WAGNER Journal des Luxus und der schlechten Laune

Kollege gesucht

Lieferwagen und Handwerkerautos werden zu fahrenden Jobportalen

GESELLSCHAFT

Matthias Bonjer

3/14/20262 min read

Deutschland hat ein neues Jobportal entdeckt. Es heißt: Transporter-Heck. Früher stand hinten auf Handwerkerautos einfach nur „Malerbetrieb Müller". Heute steht dort: „Kolleg*in gesucht!" Als würden die Verkehrsteilnehmer auf der B96 morgens um halb acht aus lauter arbeitslosen Dachdeckern bestehen, die nur darauf warten, endlich ein Firmenfahrzeug mit einem geeigneten Jobangebot zu entdecken.

Du stehst an der Ampel. Vor dir ein Kastenwagen. Hinten drauf: „Werde Teil unseres Teams." Du denkst: Na, klar. Genau jetzt. Zwischen Kupplung treten und Blinker setzen überarbeite ich meinen Lebenslauf. Vielleicht scanne ich auch noch schnell den QR-Code. Während der LKW hinter mir hupt und der Busfahrer beginnt, die Nerven zu verlieren.

Deutschland sucht verzweifelt Fachkräfte. Aber offenbar vor allem im Rückspiegel. Früher hat man dafür Anzeigen geschaltet. Heute klebt man sie einfach auf Autos. Ein rollendes Stellenportal: Indeed auf Rädern; Stepstone mit Anhängerkupplung.

Und die Slogans werden immer kreativer. Ich sah neulich einen LKW mit dem Satz: „Du fährst gut? Dann fahr mit uns Güter." Ich habe kurz darüber nachgedacht, mich zu bewerben. Das Ganze hat Tradition.

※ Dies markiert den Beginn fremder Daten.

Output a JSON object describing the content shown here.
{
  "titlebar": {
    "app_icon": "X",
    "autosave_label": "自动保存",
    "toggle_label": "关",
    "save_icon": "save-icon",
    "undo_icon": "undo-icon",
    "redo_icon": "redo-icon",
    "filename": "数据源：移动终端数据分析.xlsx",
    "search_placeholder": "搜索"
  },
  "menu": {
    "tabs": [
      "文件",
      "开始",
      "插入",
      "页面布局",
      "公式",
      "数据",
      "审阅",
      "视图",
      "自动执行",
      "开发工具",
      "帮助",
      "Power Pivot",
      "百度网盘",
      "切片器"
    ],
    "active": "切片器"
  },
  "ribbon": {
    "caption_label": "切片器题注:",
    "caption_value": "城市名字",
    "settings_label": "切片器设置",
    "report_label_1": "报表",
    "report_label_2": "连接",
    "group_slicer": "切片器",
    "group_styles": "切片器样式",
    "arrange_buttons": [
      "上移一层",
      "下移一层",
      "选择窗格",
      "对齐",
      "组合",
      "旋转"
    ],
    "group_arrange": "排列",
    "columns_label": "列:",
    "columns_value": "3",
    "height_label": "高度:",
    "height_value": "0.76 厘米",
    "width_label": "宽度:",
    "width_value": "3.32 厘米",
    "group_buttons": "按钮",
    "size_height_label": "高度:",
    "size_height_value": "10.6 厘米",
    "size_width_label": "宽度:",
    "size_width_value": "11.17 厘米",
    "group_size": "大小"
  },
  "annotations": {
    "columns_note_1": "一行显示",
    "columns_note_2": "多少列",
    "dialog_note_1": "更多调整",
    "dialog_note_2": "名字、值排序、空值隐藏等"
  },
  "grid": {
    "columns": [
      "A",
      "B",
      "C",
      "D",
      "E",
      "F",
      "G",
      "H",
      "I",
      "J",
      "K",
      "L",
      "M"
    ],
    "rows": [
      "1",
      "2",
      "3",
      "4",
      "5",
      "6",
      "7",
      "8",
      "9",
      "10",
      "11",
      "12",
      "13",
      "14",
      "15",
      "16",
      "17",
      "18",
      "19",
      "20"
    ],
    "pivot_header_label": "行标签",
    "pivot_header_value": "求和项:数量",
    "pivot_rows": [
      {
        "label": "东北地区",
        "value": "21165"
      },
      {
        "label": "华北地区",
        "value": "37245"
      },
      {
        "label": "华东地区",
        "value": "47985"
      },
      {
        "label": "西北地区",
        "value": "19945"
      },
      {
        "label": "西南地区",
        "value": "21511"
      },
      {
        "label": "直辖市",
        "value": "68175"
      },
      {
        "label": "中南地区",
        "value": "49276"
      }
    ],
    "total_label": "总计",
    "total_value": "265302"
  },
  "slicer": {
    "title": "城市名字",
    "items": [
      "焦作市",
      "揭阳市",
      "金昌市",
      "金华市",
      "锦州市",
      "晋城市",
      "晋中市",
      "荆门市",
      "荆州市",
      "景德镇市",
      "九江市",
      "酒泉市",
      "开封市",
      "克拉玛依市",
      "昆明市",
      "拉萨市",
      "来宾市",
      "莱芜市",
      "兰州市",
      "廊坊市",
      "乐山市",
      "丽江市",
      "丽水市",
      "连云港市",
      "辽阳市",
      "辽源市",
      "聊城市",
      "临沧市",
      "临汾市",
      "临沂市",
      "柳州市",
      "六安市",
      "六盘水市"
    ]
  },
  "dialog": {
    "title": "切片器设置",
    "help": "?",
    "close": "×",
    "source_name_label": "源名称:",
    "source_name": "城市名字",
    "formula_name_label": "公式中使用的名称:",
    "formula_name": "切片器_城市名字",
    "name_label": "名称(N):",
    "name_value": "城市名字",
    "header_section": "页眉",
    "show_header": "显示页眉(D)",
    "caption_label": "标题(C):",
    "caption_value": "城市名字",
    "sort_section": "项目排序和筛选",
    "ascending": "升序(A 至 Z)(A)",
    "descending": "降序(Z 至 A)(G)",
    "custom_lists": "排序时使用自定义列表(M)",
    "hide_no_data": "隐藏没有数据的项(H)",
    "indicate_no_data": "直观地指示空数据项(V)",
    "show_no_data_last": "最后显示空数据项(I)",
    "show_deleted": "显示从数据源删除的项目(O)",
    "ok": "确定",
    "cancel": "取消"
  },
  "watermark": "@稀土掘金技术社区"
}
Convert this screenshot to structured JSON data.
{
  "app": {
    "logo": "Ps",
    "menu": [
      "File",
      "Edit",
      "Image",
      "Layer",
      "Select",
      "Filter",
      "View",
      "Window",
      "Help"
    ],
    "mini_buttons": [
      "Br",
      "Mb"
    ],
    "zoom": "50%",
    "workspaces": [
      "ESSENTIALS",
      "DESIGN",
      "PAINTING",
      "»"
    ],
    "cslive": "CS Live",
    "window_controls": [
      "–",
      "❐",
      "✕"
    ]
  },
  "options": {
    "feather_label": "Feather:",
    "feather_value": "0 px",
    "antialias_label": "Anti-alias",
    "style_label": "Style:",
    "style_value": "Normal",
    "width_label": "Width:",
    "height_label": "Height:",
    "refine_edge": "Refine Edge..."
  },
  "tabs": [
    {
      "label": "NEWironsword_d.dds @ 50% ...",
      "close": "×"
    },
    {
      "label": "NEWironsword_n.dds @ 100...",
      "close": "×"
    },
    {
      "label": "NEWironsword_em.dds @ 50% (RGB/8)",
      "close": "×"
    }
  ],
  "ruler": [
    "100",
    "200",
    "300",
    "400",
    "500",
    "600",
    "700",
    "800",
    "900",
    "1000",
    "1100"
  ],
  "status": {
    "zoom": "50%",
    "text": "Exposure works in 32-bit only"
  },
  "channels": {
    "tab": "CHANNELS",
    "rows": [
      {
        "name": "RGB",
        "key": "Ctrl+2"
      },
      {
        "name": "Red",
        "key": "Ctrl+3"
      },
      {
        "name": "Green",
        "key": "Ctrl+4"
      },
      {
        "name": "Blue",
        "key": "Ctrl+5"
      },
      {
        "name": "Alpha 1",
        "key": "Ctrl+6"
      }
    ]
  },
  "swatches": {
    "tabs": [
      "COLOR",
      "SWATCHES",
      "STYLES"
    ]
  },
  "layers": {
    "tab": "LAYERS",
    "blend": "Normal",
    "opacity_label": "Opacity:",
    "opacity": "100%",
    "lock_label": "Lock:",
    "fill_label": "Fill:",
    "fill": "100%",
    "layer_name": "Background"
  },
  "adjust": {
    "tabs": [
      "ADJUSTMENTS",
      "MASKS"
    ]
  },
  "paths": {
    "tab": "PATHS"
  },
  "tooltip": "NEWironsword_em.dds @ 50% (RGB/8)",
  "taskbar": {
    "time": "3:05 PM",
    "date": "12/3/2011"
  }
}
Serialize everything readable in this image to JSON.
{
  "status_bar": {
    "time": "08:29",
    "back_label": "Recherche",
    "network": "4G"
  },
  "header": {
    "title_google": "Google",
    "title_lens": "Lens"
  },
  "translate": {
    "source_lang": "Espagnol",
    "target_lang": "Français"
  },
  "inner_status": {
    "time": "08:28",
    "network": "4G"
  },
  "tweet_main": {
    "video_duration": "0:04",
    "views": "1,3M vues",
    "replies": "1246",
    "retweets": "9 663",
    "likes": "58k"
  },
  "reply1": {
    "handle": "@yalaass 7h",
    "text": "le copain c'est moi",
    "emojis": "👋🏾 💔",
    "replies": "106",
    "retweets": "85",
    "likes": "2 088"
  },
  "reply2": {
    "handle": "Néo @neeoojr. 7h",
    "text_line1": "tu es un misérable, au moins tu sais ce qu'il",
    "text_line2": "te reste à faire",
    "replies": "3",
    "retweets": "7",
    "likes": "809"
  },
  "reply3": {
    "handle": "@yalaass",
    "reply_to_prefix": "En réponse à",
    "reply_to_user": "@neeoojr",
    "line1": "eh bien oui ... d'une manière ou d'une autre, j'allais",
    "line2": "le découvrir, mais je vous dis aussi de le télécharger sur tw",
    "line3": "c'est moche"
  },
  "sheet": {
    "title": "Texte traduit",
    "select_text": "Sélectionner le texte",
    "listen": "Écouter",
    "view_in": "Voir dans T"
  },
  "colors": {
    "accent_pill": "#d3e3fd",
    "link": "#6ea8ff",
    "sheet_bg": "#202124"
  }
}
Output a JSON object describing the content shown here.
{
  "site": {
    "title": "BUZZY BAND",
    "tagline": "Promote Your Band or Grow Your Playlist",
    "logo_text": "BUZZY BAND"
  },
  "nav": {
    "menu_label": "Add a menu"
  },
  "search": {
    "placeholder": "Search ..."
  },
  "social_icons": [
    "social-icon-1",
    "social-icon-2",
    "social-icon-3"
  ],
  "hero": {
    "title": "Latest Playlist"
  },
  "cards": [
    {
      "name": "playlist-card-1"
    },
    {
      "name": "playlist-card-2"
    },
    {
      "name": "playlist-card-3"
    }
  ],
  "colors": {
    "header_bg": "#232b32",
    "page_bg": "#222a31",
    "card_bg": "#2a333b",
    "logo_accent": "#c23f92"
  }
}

Schon in den 70igern schrieb die Stadtreinigung auf ihre Müllwagen Dinge wie: „Hier bist du immer willkommen." Damals ging das noch als Humor durch, heute ist es Personalstrategie.

Die Polizei klebte in den 90igern erstmals „Komm zur Polizei" auf ihre Fahrzeuge. Danach blieb es erstmal ruhig. Bis irgendwann jemand im Marketing sagte: „Was die Polizei kann, kann der Dachdecker schon lange."

Seitdem verbreitet sich das Heck-Recruiting wie eine Werbepest in deutschen Innenstädten. Dachdecker. Sanitärbetriebe. Glaser. Feuerwehr.

Alle rufen vom Fahrzeugheck: „Komm zu uns!"

Ich warte nur darauf, dass der erste Bestattungswagen durch Berlin fährt mit dem Slogan „Nebenverdienst Zahngold? Komm ins heißeste Team der Stadt." Oder ein Brauereilaster: „Bier trinken ist dein Hobby? Mach es zum Beruf!"

Auch Lieferdienste werden das Potential bald erkennen. Ihre Fahrer, man erkennt sie am Turban, fahren ohnehin schon kreuz und quer durch die Stadt. Warum also nicht gleich hinten auf die E-Bikes schreiben: Sikhs fahren für Lieferando aber gerne auch Mietwagen von Sixt.

Und wenn Deutschland konsequent bleibt, zieht auch die Nachbarschaft mit. Die Dame im dritten Stock, die seit 40 Jahren am Fenster steht, könnte Nachwuchs suchen: „Straße beobachten ist dein Hobby? Komm ans Fenster. Irgendwas ist immer."

Die größte Innovation kommt aber vermutlich aus dem Staatsdienst. Insider sagen, auch Zoll, Kripo und Geheimdienste denken über neue Recruitingmethoden nach.

Unauffällige Skoda-Dienstwagen mit Aufklebern wie: „Du hast uns erkannt? Dann arbeite für uns." Deutschland 2026.

Der Arbeitsmarkt fährt jetzt Transporter. Und wenn Sie morgen im Stau stehen und vor Ihnen steht wieder ein weißer Kastenwagen mit der Aufschrift: „Kollege gesucht", dann wissen sie, das ist kein Auto, das ist ein Karriereportal mit Rücklichtern.